The warning argument is silly. It just means that your code is not up to par with the modern standards. -Wall is a moving goalpost and it's getting new warnings added with every release of a TC because TC developers are trying to make your code more secure.
I mean, yeah, I said it was easy enough to work around. But it's an issue I've seen raised in a discussions of C code maintenance. (The typical conclusion is that using `-Wall -Werror` is a mistake for long-lived, not-actively-developed code.) Apologies if I overstated the case.
Not even close to 100%, the reason that it feels like every major C codebase in industry is pinned to some ancient compiler version is because upgrading to a new toolchain is fraught. The fact that most Rust users are successfully tracking relatively recent versions of the toolchain is a testament to how stable Rust actually is in practice (an upgrade might take you a few minutes per million lines of code).
Try following your favourite distro's bug tracker during GCC upgrade. Practically every update breaks some packages, sometimes less, sometimes more (esp. when GCC changes their default flags).
Every language has breaking changes. The question is the frequency, not if it happens at all.
The C and C++ folks try very hard to minimize breakage, and so do the Rust folks. Rust is far closer to those two than other languages. I'm not willing to say that it's the same, because I do not know how to quantify it.
But you can still use gets() if you're using C89 or C99[1], so backwards compatibility is maintained.
Rust 2015 can still evolve (either by language changes or by std/core changes) and packages can be broken by simply upgrading the compiler version even if they're still targeting Rust 2015. There's a whole RFC[2] on what is and isn't considered a breaking change.
That's not what backwards compatibility means in this context. You're talking about how a compiler is backwards compatible. We're talking about the language itself, and upgrading from one versions of the language to the next.
Rust 2015 is not the same thing as C89, that is true.

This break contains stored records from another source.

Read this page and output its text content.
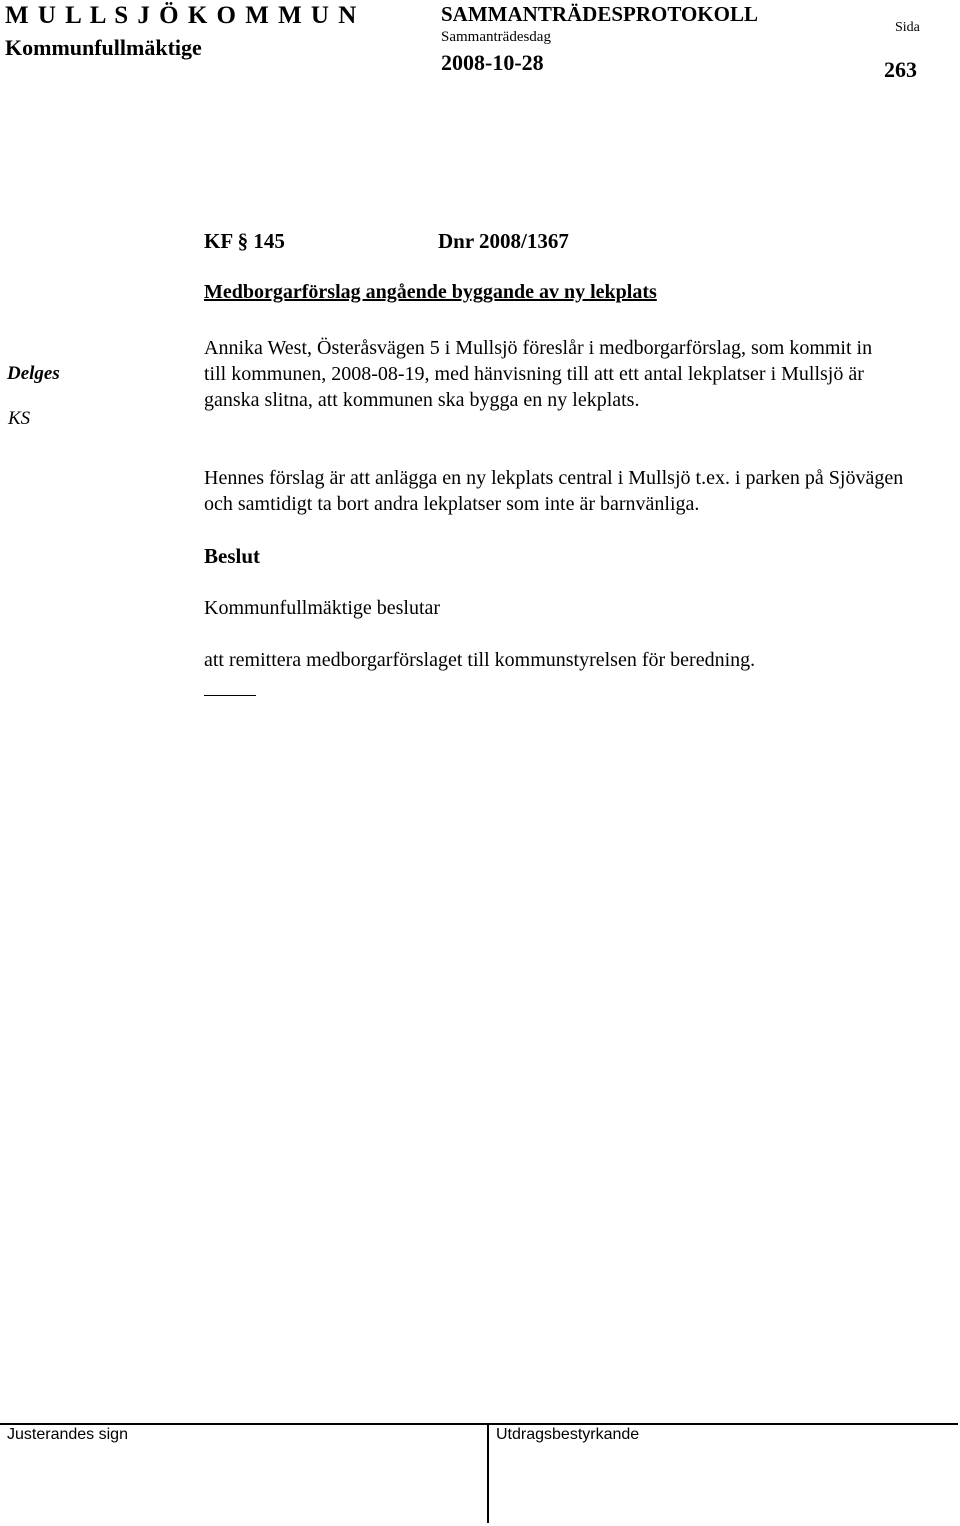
M U L L S J Ö K O M M U N
Kommunfullmäktige
SAMMANTRÄDESPROTOKOLL
Sammanträdesdag
2008-10-28
Sida
263
KF § 145	Dnr 2008/1367
Medborgarförslag angående byggande av ny lekplats
Delges
KS

Annika West, Österåsvägen 5 i Mullsjö föreslår i medborgarförslag, som kommit in till kommunen, 2008-08-19, med hänvisning till att ett antal lekplatser i Mullsjö är ganska slitna, att kommunen ska bygga en ny lekplats.

Hennes förslag är att anlägga en ny lekplats central i Mullsjö t.ex. i parken på Sjövägen och samtidigt ta bort andra lekplatser som inte är barnvänliga.

Beslut
Kommunfullmäktige beslutar
att remittera medborgarförslaget till kommunstyrelsen för beredning.
Justerandes sign	Utdragsbestyrkande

> packages can be broken by simply upgrading the compiler version
This is theoretically true, but in practice, this rarely happens. Take the certainly-a-huge-mistake time issue discussed above. I actually got hit by that one, and it took me like ten minutes to even realize that it was the compiler's fault, because upgrading is generally so hassle free. The fix was also about five minutes worth of work. Yes, they should do better, but I find Rust upgrades to be the smoothest of any ecosystem I've ever dealt with, including C and C++ compilers.

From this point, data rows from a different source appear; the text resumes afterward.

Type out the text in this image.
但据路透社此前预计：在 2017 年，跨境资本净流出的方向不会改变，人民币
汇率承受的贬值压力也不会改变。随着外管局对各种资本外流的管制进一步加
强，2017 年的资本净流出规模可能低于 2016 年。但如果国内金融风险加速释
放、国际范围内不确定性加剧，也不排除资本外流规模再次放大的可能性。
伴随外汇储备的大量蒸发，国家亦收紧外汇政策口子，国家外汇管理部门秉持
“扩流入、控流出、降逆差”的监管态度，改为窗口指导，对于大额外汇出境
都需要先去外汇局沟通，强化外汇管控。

(side note: I don't think I've ever thanked you for your many contributions to the Rust ecosystem, so let me do that now: thank you!)
> You're talking about how a compiler is backwards compatible. We're talking about the language itself, and upgrading from one versions of the language to the next.
That's part of the problem. Rust doesn't have a spec. The compiler is the spec. So I don't think we can separate the two in a meaningful way.
C (and C++) code breaks all the time between toolchain versions (I say "toolchain" to include compiler, assembler, linker, libc, etc.). Some common concerns are: headers that include other headers, internal-but-public-looking names, macros that don't work the way people think they do, unusual function-argument combinations, ...
Decades-old codebases tend to work because the toolchain explicitly hard-codes support for the ways they make assumptions not provided by any standard.